Dominatrix Myths Debunked: What People Get Wrong About the Lifestyle
Posted on: 17 September 2024There is an air of mystery around dominatrixes. Due to the taboo nature of domination and BDSM, there is fertile ground for myths to spread around this practice. Being a dominatrix or seeing a mistress is often attached to stigma, so it is a misunderstood lifestyle.
We’re here to debunk some common myths about hiring a dominatrix, engaging in BDSM and why people keep on coming back for more.
Myth 1: A Dominatrix Is Abusive
With accessories like whips, cuffs and paddles and practices like humiliation, spanking, trampling, it’s easy to assume domination involves abuse. But that’s wrong. Abuse would involve one party gaining power over another and taking advantage of that power. But BDSM has foundations in a mutually consensual experience. A dominatrix will take safety precautions, and establish limits and open communication with her client to ensure the session is not abusive, neither physically nor emotionally.
The activities people consent to as part of BDSM may carry risks, but these are risks that are consented to. Aftercare is a big part of what dommes do. They will always check in with their client after the domination is over to make sure they are okay.
Myth 2: Submissives Have No Power
While submissives find release in giving up control, it is not true that they have no power. Through using safe words, they have the power to end any session at any point.
In BDSM, interactions are safe and consensual. Having discussions with your dominatrix before, during and after ensures submissives’ boundaries are respected, ensuring they have control over what happens during the session. A submissive’s relationship with a dominatrix is based on trust.

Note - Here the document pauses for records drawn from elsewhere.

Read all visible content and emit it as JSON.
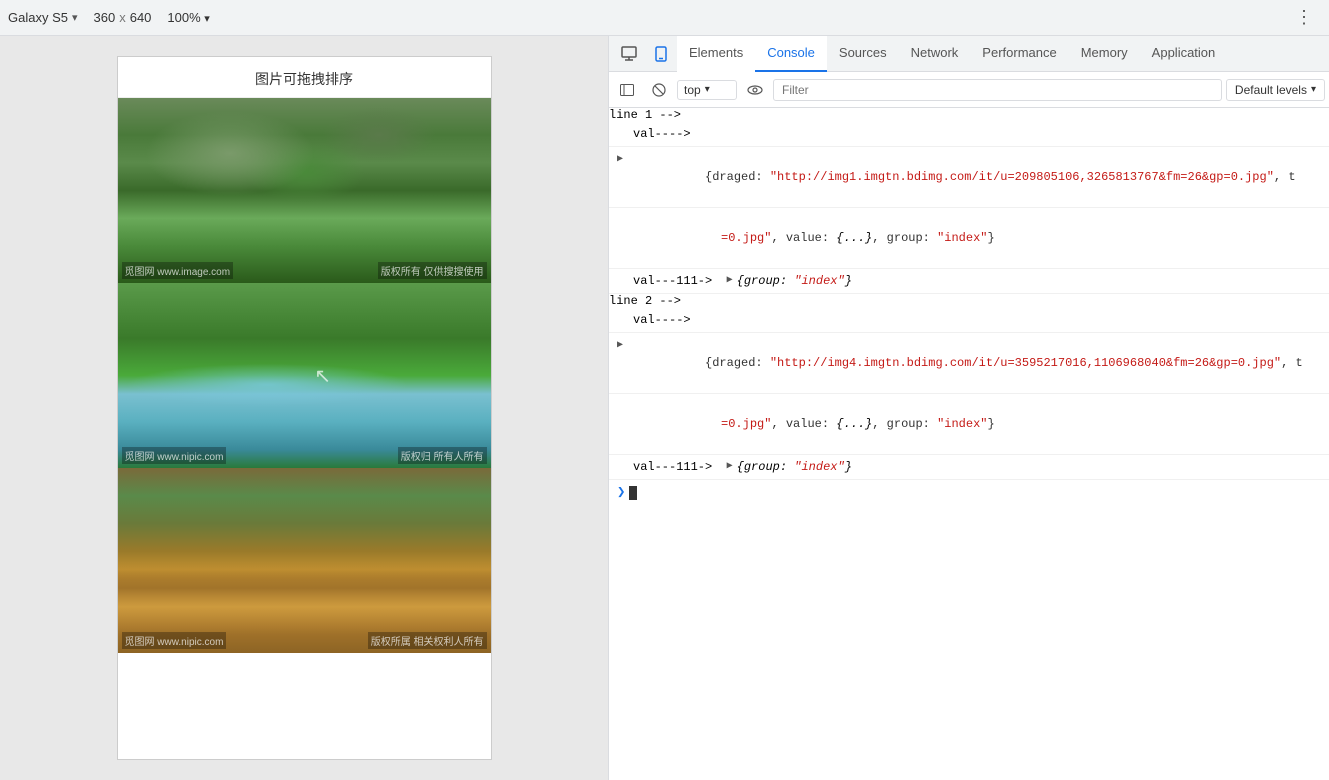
{
  "toolbar": {
    "device_name": "Galaxy S5",
    "chevron": "▾",
    "width": "360",
    "separator": "x",
    "height": "640",
    "zoom": "100%",
    "zoom_chevron": "▾",
    "more_icon": "⋮"
  },
  "viewport": {
    "page_title": "图片可拖拽排序",
    "images": [
      {
        "id": "img1",
        "watermark_left": "觅图网 www.image.com",
        "watermark_right": "版权所有 仅供搜搜使用"
      },
      {
        "id": "img2",
        "watermark_left": "觅图网 www.nipic.com",
        "watermark_right": "版权归 所有人所有"
      },
      {
        "id": "img3",
        "watermark_left": "觅图网 www.nipic.com",
        "watermark_right": "版权所属 相关权利人所有"
      }
    ]
  },
  "devtools": {
    "tabs": [
      {
        "id": "elements",
        "label": "Elements",
        "active": false
      },
      {
        "id": "console",
        "label": "Console",
        "active": true
      },
      {
        "id": "sources",
        "label": "Sources",
        "active": false
      },
      {
        "id": "network",
        "label": "Network",
        "active": false
      },
      {
        "id": "performance",
        "label": "Performance",
        "active": false
      },
      {
        "id": "memory",
        "label": "Memory",
        "active": false
      },
      {
        "id": "application",
        "label": "Application",
        "active": false
      }
    ],
    "console": {
      "context": "top",
      "context_chevron": "▾",
      "filter_placeholder": "Filter",
      "levels_label": "Default levels",
      "levels_chevron": "▾",
      "output": [
        {
          "type": "text",
          "content": "val---->",
          "indent": false,
          "expandable": false
        },
        {
          "type": "object",
          "expandable": true,
          "content": "{draged: \"http://img1.imgtn.bdimg.com/it/u=209805106,3265813767&fm=26&gp=0.jpg\", t=0.jpg\", value: {...}, group: \"index\"}"
        },
        {
          "type": "text",
          "content": "val---111-> ▶ {group: \"index\"}",
          "expandable": false
        },
        {
          "type": "text",
          "content": "val---->",
          "expandable": false
        },
        {
          "type": "object",
          "expandable": true,
          "content": "{draged: \"http://img4.imgtn.bdimg.com/it/u=3595217016,1106968040&fm=26&gp=0.jpg\", =0.jpg\", value: {...}, group: \"index\"}"
        },
        {
          "type": "text",
          "content": "val---111-> ▶ {group: \"index\"}",
          "expandable": false
        }
      ]
    }
  }
}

Myth 3: BDSM Is A Niche Interest
Visiting a dominatrix is a practice that is often stigmatised. But it is more and more popular as more and more people engage in BDSM. Studies have shown that up to 70% of people had BDSM related fantasies, and 20% had engaged in BDSM. Many people enjoy the wide variety of activities that can come under BDSM; clearly, BDSM is not for a select few in a very niche category.
Myth 4: People Who See Mistresses Are Past Abuse Victims
Many people see mistresses, and they are as diverse as any other group of people. They are not necessarily victims of traumatic events or have psychological issues. Although some victims may find enjoyment in BDSM and find it helps them therapeutically, not all people who visit dominatrixes always have trauma in their pasts. This myth often serves to class people who enjoy domination as not ‘normal’, but in reality they are a wide variety of people.
Myth 5: BDSM Is Only About Sex
While sex can be a part of a booking with a dominatrix, the experience can go beyond the carnal side. Power play, waxy play, sensory deprivation, rope bondage and roleplaying are also attractive draws for people. These activities may not involve sex. Many experience fulfilment simply from relinquishing control and giving up power, despite being in powerful positions in their personal lives.
Myth 6: Domination Is About Pain
If you are a masochist and enjoy receiving pain, seeing a dominatrix may be enjoyable for you. But this is not the only reason people seek a dominatrix. People enjoy the heightened sensations of restraints and the physiological exchange of control, engaging in obedience and humiliation. In fact, it is the trust they feel that allows people to open up and be vulnerable with a dominatrix, leading to fulfilment. Not the pain they feel.
Similarly mistresses are not heartless sadists. They will enjoy giving pain to those who want to receive pain. What mistresses enjoy is giving people what they want.